La scorsa estate ho letto un libro che mi ha molto colpito. Ricordo che ne parlavo con chiunque, alla prima occasione. Lo avevo conosciuto perché citato in qualche altro libro.E’ stata una lettura impressionante, ma al contempo consolante. Perché già dal titolo il libro toglie spazio ad ogni rimpianto: Il mondo dopo di noi.
Cercando di tenere a freno il mio cinismo proverò a spiegare perché questo libro è adattissimo a questi giorni ansiogeni e apocalittici. Innanzitutto il suo autore, il giornalista americano Alan Weisman parte da una domanda originale: cosa succederà al mondo quando il genere umano sarà completamente estinto? Non si chiede il perché dell’estinzione degli uomini in quanto non è il fatto importante. Del resto il pianeta ha circa 4 miliardi e mezzo di anni e le prime forme di vita risalgono a meno di 4 miliardi di anni. Quindi ha vissuto tranquillo senza forme di vita per 500 milioni di anni. L’uomo compare circa due milioni e mezzo di anni fa, dopo che centinaia di migliaia di specie animali e vegetali sono comparse e si sono estinte. Dunque mettiamo un punto fermo: in un ipotetico libro della storia del pianeta composto da alcune migliaia di pagine, noi occuperemmo solo poche righe. Insomma, il pianeta può fare tranquillamente a meno di noi.

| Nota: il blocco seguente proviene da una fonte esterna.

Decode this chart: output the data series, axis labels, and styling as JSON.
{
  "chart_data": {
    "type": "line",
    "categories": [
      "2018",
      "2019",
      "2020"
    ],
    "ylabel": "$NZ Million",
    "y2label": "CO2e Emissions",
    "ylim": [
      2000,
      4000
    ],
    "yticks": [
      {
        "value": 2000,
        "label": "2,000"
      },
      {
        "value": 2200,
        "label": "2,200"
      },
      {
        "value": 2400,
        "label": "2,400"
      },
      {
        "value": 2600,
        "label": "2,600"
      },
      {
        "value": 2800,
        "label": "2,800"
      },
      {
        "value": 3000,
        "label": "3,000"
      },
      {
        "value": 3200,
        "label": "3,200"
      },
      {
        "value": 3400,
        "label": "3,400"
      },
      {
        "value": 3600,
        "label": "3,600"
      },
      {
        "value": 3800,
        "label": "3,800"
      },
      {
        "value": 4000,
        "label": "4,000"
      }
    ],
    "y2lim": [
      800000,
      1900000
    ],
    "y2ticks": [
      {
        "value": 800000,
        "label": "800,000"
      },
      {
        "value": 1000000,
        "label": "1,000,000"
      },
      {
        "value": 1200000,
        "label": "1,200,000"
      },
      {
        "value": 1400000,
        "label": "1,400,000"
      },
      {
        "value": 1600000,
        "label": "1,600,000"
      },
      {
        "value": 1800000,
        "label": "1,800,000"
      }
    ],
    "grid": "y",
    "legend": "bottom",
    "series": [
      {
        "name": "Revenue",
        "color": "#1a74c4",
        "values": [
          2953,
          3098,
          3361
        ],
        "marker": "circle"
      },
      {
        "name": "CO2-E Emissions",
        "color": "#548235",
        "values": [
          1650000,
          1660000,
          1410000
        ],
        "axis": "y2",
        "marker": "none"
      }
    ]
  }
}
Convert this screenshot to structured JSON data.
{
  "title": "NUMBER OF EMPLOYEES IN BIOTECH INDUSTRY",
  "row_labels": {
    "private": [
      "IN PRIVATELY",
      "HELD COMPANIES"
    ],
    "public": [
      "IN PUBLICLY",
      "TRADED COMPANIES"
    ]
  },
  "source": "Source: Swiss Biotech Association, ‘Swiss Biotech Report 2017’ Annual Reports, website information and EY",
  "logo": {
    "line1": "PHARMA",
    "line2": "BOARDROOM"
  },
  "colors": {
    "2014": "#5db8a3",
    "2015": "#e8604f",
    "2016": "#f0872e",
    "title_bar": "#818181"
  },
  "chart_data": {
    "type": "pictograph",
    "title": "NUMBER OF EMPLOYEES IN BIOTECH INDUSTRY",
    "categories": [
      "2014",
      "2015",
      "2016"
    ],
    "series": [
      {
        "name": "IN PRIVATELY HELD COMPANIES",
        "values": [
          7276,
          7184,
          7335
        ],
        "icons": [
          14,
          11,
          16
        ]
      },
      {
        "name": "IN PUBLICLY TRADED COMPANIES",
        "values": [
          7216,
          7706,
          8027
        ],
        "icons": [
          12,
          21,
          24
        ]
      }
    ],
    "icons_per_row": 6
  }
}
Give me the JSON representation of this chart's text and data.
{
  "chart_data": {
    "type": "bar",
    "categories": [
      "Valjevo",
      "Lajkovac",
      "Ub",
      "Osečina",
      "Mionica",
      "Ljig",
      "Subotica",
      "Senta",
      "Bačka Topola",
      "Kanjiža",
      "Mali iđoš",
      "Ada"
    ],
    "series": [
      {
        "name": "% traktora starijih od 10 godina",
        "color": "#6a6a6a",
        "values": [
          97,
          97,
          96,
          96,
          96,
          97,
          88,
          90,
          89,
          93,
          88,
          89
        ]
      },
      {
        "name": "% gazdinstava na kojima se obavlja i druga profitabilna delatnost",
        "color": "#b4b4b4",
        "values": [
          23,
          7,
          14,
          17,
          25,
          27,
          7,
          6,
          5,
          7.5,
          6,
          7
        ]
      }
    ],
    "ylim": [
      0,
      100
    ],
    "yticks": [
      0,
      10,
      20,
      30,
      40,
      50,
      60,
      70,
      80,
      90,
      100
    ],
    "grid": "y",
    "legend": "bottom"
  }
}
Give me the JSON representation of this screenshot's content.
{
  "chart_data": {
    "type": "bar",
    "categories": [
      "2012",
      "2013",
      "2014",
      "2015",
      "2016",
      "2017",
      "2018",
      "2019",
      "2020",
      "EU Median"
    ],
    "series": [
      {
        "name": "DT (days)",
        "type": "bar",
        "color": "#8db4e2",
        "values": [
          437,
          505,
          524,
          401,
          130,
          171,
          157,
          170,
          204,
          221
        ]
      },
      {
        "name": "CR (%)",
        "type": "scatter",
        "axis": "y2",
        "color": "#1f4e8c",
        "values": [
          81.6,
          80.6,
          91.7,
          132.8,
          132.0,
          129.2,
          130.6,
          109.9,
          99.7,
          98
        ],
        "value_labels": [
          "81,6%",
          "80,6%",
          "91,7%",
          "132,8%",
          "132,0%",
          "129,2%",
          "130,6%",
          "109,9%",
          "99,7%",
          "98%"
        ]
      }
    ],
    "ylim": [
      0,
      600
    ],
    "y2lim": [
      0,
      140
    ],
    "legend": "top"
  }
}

Weisman, in maniera molto documentata, prova a ricostruire le conseguenze dell’assenza dell’uomo sul pianeta. Dopo una settimana di disastri, con incendi ed esplosioni nucleari ed un pianeta che toccherebbe il suo apice di inquinamento, via via gli elementi riprenderebbero possesso dei territori: le acque riempirebbero le metropolitane delle grandi città, i grandi canali artificiali sarebbero via via ricoperti dalla terra, le costruzioni umane sarebbero distrutte e seppellite dalla vegetazione in un centinaio di anni e dopo cinquemila anni, un’enormità per noi ma un battito di ciglia per la storia del pianeta, non ci sarebbero più tracce del passaggio dell’uomo.
Del resto, luoghi che possono essere d’esempio esistono già: la Bialowieza Puszcza, l’ultima foresta primordiale che ancora sopravvive tra Polonia e Bielorussia, la striscia di frontiera tra Corea del Nord e Corea del Sud, la zona intorno alla centrale di Chernobyl, in Ucraina. Tutti luoghi liberi dalla presenza dell’uomo, dove la vegetazione ha ripreso possesso del territorio e sono tornate specie animali che si credevano estinte.
Sulla base di questa lettura matùra una certezza, ovvero che il vero virus del pianeta è l’uomo. Il suo approccio avido e arrogante nei confronti della natura ha sempre provocato reazioni, tra le quali non è escluso che a breve la scienza non inserisca anche questo e altri virus che potrebbero colpire il genere umano. L’augurio, flebile per la verità, è che tutto questo ci porti a modificale lo stile di vita planetario e a ricomporre un equilibrio perduto. Sulle cose da fare è già disponibile un’ampia letteratura. Dalla limitazione del consumo di carne (perchè, fisicamente, presto non ci sarà più posto per ospitare tutti gli animali da allevamento necessari ai fabbisogni attuali e futuri), all’abbandono dei carburanti fossili, fino ad una moratoria planetaria di alcune decine di anni sul consumo di suolo per nuove costruzioni.
E infine, perché qualcuno lo dovrà pur dire prima o poi, l’uomo dovrà riflettere seriamente sulla moltiplicazione esponenziale della sua specie: siamo troppi, e se l’umanità non provvederà da se, in barba alla propaganda dei nazionalismi e ai diktat delle religioni, ad avviare un severo controllo delle nascite, provvederà la natura.
Il libro di Alan Weisman ce lo dice chiaramente: la natura, prima o poi, riesce a ristabilire l’equilibrio. E lo può fare anche senza di noi.